L’année 2025 a marqué un tournant. Les départs irréguliers depuis les côtes tunisiennes vers l’Italie se sont effondrés de 75 %, passant d’environ 18 900 à 4 732, sous l’effet de mesures répressives sans précédent (MMC QMMU Q4 2025). En décembre 2025, l’Union européenne a inscrit la Tunisie sur sa première liste de « pays d’origine sûrs ». Mais cette vitrine statistique masque une réalité autrement plus complexe : les flux ne se sont pas taris, ils se sont déplacés ; les droits fondamentaux des migrants se sont dégradés ; et la crise climatique qui frappe la région à un rythme deux fois supérieur à la moyenne mondiale menace d’amplifier chacune de ces dynamiques dans les années à venir.

Cet article propose une lecture transversale de ces phénomènes, en plaçant la Tunisie au centre de l’analyse, pour en tirer des enseignements opérationnels à l’intention des décideurs politiques tunisiens.

Le Maghreb sous pression climatique : la Tunisie entre répit et vulnérabilité structurelle

Le premier rapport de l’OMM consacré à la région arabe, publié en décembre 2025, a posé un diagnostic alarmant : la température moyenne régionale a dépassé de +1,08 °C la norme 1991-2020 en 2024, faisant de cette année la plus chaude jamais enregistrée pour la zone (OMM / Afrik.com). Le rythme de réchauffement au Maghreb est deux fois supérieur à la moyenne planétaire, avec des vagues de chaleur dépassant 50 °C et des épisodes de sécheresse qui excèdent quinze jours consécutifs selon le Global Drought Observatory de Copernicus (Copernicus GDO).

Le Maroc voisin offre la démonstration la plus spectaculaire de cette dérive. Sept années consécutives de sécheresse (2019-2025) ont fait chuter le taux de remplissage des barrages de 53 % à 27,8 % en mars 2025, avant qu’un retour providentiel des pluies ne permette une remontée à 37,7 % en février 2026 (Reuters). Les rendements céréaliers restent néanmoins inférieurs de 25 à 28 % à la moyenne (Copernicus GDO). L’Algérie du Nord-Ouest subit six saisons des pluies consécutives déficitaires et des anomalies négatives de stockage d’eau sur l’ensemble de sa moitié nord (Copernicus GDO, Kapitalis).

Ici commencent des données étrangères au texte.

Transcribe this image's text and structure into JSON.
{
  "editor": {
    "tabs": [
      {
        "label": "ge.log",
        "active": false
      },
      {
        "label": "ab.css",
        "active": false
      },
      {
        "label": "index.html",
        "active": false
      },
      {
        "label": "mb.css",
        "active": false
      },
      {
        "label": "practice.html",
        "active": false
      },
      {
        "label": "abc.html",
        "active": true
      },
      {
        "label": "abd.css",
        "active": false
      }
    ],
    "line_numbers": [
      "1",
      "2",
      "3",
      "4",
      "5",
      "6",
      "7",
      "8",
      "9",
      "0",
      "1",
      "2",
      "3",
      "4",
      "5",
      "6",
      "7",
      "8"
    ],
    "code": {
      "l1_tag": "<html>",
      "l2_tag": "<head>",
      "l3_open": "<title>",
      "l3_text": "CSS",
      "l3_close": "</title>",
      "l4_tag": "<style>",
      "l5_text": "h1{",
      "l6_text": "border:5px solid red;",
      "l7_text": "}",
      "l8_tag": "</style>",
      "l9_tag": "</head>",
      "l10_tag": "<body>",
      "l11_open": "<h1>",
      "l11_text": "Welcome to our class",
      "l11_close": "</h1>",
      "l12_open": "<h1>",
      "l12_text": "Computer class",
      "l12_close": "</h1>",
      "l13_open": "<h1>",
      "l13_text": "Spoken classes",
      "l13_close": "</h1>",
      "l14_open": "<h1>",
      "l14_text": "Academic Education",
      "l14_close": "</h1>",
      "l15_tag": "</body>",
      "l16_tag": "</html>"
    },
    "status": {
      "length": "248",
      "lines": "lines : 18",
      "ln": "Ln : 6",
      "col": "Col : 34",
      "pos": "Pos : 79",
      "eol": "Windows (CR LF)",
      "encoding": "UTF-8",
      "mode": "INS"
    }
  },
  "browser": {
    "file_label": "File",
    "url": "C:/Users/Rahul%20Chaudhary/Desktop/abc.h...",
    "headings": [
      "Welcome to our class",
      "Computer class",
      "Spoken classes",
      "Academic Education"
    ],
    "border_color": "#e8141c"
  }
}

La Tunisie, paradoxalement, a bénéficié en 2025 de conditions végétales supérieures à la normale, avec des prévisions de rendements en hausse selon le bulletin JRC MARS. Mais ce répit conjoncturel ne doit pas masquer les fragilités structurelles. Le pays reste exposé au même régime climatique que ses voisins, et les climatologues documentent un phénomène préoccupant : les « rivières atmosphériques » tropicales, amplifiées par le réchauffement, provoquent des précipitations torrentielles (plus de 200 mm/jour) qui s’écoulent trop vite pour recharger les nappes phréatiques, rendant l’eau structurellement plus rare malgré des épisodes ponctuels d’abondance (Le Matin). La gestion de la ressource hydrique en Tunisie — où les infrastructures de rétention et de dessalement restent insuffisantes — constitue un angle mort stratégique que le répit pluvial actuel risque de faire oublier.

Le lien entre stress climatique et migration est désormais solidement documenté. La sécheresse sahélienne alimente les tensions foncières entre éleveurs et agriculteurs, accélère le recrutement des groupes armés en offrant un salaire aux jeunes sans perspectives, et pousse les populations vers le nord — vers la Libye d’abord, puis vers l’Europe. La Tunisie, par sa position géographique, est à la fois une destination et un point de transit pour ces flux climatiquement induits.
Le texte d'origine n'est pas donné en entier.